Ou, boy.

Here we go again.

George Ou is positively giddy about today’s announcement of a hack to older Airport cards.

Ou loves him some Artie MacStrawman.

The explanation given to me by members of the research community for this sudden disclosure was that these exploits are always “imaginary” to Apple and there are no exploits for the Mac. This is compounded by the fact that the Apple community has insisted that anyone talking about an Apple exploit without releasing proof of the exploit must be frauds.

You can’t see it, but the Macalope is rolling his eyes right now, George.

There. He did it again.

Roll.

And again.

Aaaaaaaaaaand…

Again.

OK, he’s done now.

But, hmm. The Macalope wonders who those “members of the research community” might be.

Hmm.

Hmm.

Who. Could. It. Be?

Hmm.

Hmm.

The Macalope is tapping his hooves together… he’s thinking… thinking…

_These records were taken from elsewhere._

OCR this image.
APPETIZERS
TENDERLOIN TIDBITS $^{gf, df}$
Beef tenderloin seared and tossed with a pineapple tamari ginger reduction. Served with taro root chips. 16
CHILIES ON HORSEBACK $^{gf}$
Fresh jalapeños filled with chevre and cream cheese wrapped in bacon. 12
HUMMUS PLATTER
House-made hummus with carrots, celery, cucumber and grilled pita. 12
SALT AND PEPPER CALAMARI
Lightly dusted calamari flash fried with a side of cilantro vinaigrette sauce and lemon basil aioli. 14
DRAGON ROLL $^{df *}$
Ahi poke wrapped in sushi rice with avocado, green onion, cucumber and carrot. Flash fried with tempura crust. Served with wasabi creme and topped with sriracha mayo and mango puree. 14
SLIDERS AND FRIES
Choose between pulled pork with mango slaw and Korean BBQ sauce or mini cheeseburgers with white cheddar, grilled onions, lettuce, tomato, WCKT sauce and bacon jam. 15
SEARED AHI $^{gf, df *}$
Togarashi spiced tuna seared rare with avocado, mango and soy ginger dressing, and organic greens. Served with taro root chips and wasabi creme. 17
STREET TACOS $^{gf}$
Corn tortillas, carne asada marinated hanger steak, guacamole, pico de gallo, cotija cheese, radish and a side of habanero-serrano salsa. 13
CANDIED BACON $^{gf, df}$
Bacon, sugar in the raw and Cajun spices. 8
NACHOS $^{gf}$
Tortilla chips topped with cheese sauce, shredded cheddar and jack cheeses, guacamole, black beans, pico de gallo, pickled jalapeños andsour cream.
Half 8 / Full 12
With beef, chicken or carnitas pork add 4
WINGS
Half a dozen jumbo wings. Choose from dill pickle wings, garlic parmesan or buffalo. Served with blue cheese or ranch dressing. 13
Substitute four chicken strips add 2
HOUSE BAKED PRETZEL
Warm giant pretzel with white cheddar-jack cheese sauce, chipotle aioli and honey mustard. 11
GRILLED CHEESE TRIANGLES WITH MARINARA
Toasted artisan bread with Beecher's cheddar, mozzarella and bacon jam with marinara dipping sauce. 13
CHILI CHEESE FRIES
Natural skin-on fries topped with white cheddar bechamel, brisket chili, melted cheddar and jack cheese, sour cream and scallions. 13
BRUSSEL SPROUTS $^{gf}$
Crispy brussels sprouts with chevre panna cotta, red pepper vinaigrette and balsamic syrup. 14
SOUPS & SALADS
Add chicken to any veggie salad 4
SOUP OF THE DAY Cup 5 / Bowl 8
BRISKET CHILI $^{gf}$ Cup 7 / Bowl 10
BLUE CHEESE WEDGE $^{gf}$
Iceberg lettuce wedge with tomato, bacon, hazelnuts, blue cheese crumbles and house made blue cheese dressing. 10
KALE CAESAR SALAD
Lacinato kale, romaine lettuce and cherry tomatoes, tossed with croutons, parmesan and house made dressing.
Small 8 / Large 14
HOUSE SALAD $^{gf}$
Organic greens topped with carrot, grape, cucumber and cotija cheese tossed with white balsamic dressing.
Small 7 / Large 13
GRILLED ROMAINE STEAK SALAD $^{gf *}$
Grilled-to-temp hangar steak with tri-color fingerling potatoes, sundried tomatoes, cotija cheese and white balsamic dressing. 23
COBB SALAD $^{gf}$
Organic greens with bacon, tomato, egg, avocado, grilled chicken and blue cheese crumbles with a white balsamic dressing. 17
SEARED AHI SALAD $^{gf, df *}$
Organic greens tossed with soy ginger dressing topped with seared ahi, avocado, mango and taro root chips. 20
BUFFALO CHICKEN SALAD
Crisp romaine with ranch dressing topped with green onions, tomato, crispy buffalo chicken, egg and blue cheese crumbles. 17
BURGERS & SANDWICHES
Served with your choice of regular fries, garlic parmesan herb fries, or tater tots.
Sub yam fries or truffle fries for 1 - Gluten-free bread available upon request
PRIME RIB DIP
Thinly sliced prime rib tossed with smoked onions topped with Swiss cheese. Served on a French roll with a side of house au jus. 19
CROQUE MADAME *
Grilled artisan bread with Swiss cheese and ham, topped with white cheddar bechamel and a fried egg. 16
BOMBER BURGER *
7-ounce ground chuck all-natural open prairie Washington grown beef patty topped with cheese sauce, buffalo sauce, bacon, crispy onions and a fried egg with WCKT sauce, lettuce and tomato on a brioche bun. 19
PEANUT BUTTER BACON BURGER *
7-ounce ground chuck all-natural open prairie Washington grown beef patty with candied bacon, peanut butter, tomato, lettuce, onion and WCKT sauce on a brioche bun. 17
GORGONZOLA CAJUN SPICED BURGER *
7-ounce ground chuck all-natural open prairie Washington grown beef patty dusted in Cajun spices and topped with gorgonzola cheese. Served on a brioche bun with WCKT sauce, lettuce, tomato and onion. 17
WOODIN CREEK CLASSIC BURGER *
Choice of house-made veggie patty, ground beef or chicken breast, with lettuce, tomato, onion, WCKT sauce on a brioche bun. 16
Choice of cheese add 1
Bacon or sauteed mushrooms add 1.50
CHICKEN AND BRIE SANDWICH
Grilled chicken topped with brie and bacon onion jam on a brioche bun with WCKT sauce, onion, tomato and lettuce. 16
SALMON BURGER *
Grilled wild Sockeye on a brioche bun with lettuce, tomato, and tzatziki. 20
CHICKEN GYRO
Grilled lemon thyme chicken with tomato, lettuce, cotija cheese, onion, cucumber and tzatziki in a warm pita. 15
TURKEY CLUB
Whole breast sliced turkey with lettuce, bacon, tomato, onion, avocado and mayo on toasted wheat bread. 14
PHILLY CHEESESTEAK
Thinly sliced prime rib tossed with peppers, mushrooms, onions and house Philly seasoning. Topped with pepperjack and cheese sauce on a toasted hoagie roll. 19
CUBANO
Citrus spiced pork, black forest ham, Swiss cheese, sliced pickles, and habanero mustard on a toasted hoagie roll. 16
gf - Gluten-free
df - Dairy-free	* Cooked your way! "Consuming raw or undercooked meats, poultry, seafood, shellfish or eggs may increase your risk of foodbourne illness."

Well, the Macalope won’t hazard a guess as that would be irresponsible.

[cough] Maynor and Ellch [cough]

Ou’s post is also just a marvel of his mad blogging skillz.

The Kernel Fun blog which released this exploit also cited a blog I wrote about Apple refusing to give credit to security researchers where Apple admitted they got the information that prompted an internal audit leading to a patch but refuses to give any credit to the researchers.

“A blog I wrote”? George, have you been reading Senator Ted Stevens’ Guide To Hip Internet Lingo again?

According to Brian Krebs, Apple’s Lynn Fox told him that “This issue affects a small percentage of previous generation AirPort enabled Macs and does not affect currently shipping or AirPort Extreme enabled Macs.” But the flaw affects all “Airport enabled Macs” which are the PowerPC based Macs that comprise roughly half of the Mac market. The “AirPort Extreme enabled Macs” are the newer Intel based Macs. But with potentially five more Apple kernel bugs coming out this month, the Intel based Macs may not be spared either.

The Macalope has long since learned that pointing out Ou’s mistakes will only get one branded an “Apple zealot” but, well, once more into the breach, dear friends.

George, the Macalope will explain it slowly and exaggerate his lip movements so it’s perfectly clear.

“Airport” is 802.11b. “Airport Extreme” is 802.11g.

It has nothing to do with whether or not the machine is Intel or PowerPC-based. While PowerPC-based Macs were sold up until this summer, Macs with 802.11b Airport cards haven’t been sold for three years.

Seriously, the fact that Ou continues to get many basic facts wrong…

Well, it’s what makes him so damn funny.

That and his pants-wetting excitement about an exploit to three-year-old Apple hardware.

Finally, to finish off his oeuvre – now thoroughly convinced that he’s put Apple and its entire user community in its place and assured himself that his hit count will skyrocket this week (sadly, he’s probably right on that last point) – Ou misspells John Gruber’s name (“Grubber”) in a postscript.

His work now done, he retires to the fort he made from the couch cushions to watch TeleTubbies and have a nice juice box.

OK, the Macalope recognizes that Apple doesn’t have the most open policy about… well… anything, frankly. But what we’ve seen so far is a possible hack of current hardware that’s never been publicly proved and a proven hack of hardware that hasn’t been sold in three years.

Posting triumphal and inaccurate “blogs” just makes you look like an ass.

ADDENDUM: Just seconds after posting this, the Macalope noticed the following response from Mr. Gruber:

George Ou Jizzes His Pants.

Mmm. Delightfully shrill! The Macalope could only bring himself to go with “pants-wetting”. You have outdone me, sir! My antlers tilt in your general direction!